As Billy Boyd solemnly sings at the credits, this is Peter Jackson’s long goodbye to Middle-Earth. It has been an incredible journey, and sadly this chapter is not the best endpoint for this series. To be perfectly clear to begin with, the movie is not awful. Some are arguing that the film is downright bad, which it is not. Peter Jackson’s conclusion to The Hobbit demonstrates all of the problems of dividing The Hobbit into three movies.
The Hobbit much like it’s predecessor Lord of the Rings was shot simultaneously and ultimately works best as a single film. I once dared to watch Lord of the Rings-Extended Edition in one day. While it was difficult to remain still for one day doing such, the experience demonstrated that the trilogy was truly one long and powerful film. But whereas Lord of the Rings had thematic story structures that made its divides acceptable, this was not the case in Jackson’s adaptation of The Hobbit.
A well-meaning two-part adaptation of Harry Potter and the Deathly Hallows has become the popular trend of most adaptations of books. The final Harry Potter film was a four-hour film and to see it as anything other than that is a detriment to the viewing experience. Peter Jackson’s latest film is the premiere exemplum to this flawed multi-part method of storytelling.
Peter Jackson made a nine-hour film that was shown in three parts. The first “film” An Unexpected Journey, was slow and too focused on characters as it followed the first-act structure of developing characters. The second and most widely acclaimed “film”, The Desolation of Smaug was the rising conflict and trials for the heroes as any second act should be in a film. Now with the final “film” we have a 2 ½-hour action conclusion to the storyline. Taken in isolation, the film is nothing but grand action with no major character arc or development. If seen alone this movie is ultimately too long and unbearable.
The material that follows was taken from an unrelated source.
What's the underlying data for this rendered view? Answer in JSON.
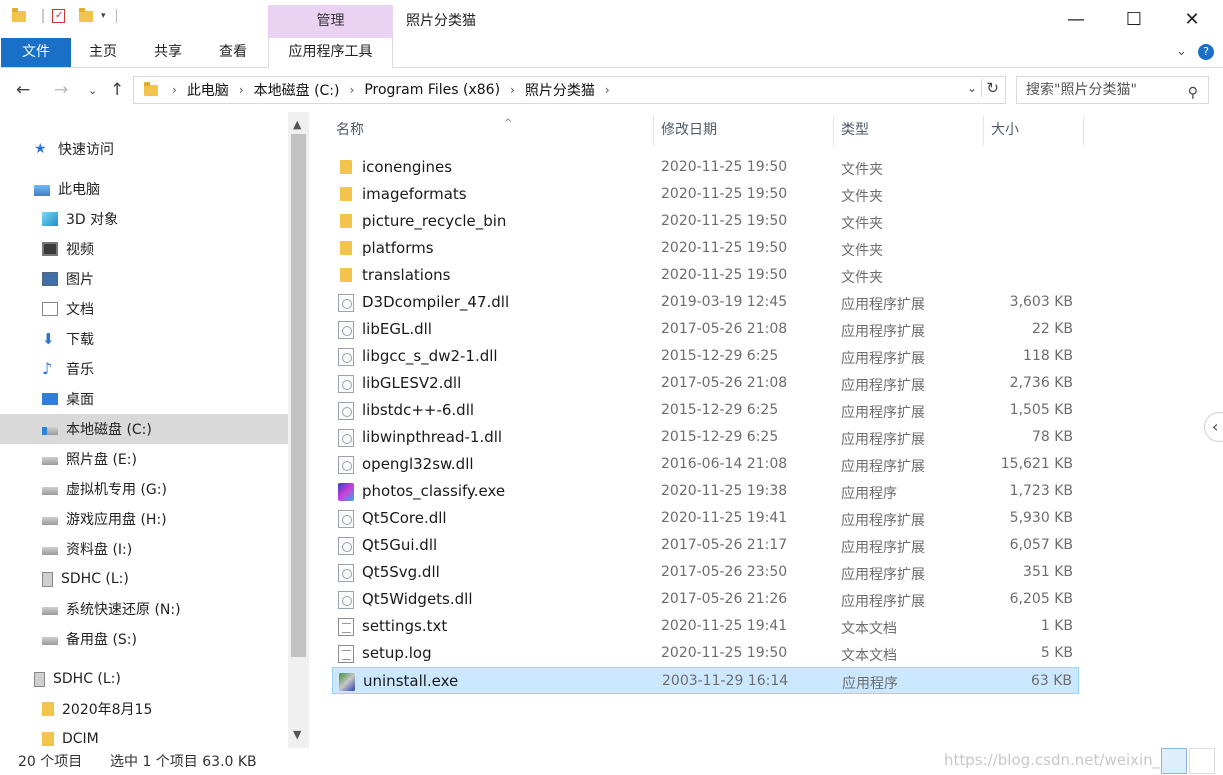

Only Thorin Oakenshield has a developing arc in the film and it is almost too overdone in his instantaneous corruption with the gold. And as for the gripping “to be continued” from the previous film it ultimately amounts to nothing. Smaug is killed within five-minutes of the opening of the film and bears no major influence on the plot or main theme in this movie. It begs the question as to why Jackson did not include this thrilling climax in the previous film except as to provide an action scene to the opening of this film.
Part of what makes this over-stuffed style of adaptation somewhat hard to bear is that the main story of Bilbo Baggins development and maturation is lost in the middle of this grand war. The film becomes the opposite of the source material it tries to treasure as it is no longer a simple tale of a Hobbit becoming wiser and braver in the face of adversity. The story now is a major prelude to growing conflict that will not be subsided but only intensify as this film is a “prequel.” The film and, sadly, the trilogy have major structural pitfalls of prequels. The film has to hammer home countless allusions that the Ring of Power is corrupting Bilbo and that Sauron is alive and building his forces. The resulting tone saps all the joy and wonder that was found in the original book.
Jackson’s tone of making Lord of the Rings grand and nigh-operatic was excellent for the source material it was adapting. Jackson also worked mightily in being able to move past the difficult task that he was adapting a heavy-sequel story in his 3-part film. But in establishing a tone and style for Lord of the Rings he could not greatly stray from this established tone when adapting a much lighter story. Also limiting the references to the “original trilogy” was impossible, so the result is a film that still is too uncomfortable being its own story. There had been far more than enough references in the first film to Lord of the Rings to allow Jackson to focus on a more light-hearted side to Middle-Earth. But all the enjoyable humor and adventure of The Desolation of Smaug is lost in making a Lord of the Rings-style battle.
The battle itself is fantastic and is sure to not disappoint fans, but Battle of the Five Armies is a film that cannot be appreciated if not preceded by six-hours of the previous Hobbit films. Unless one is eager to see this movie in a large theatre, and this is certainly a movie to see for that reason, wait for the home video release. It may be daunting to watch a nine-hour film, or 11 with the extended material. But Peter Jackson’s The Hobbit is certainly worth seeing in its entirety. Isolated, the films are hardly worth watching.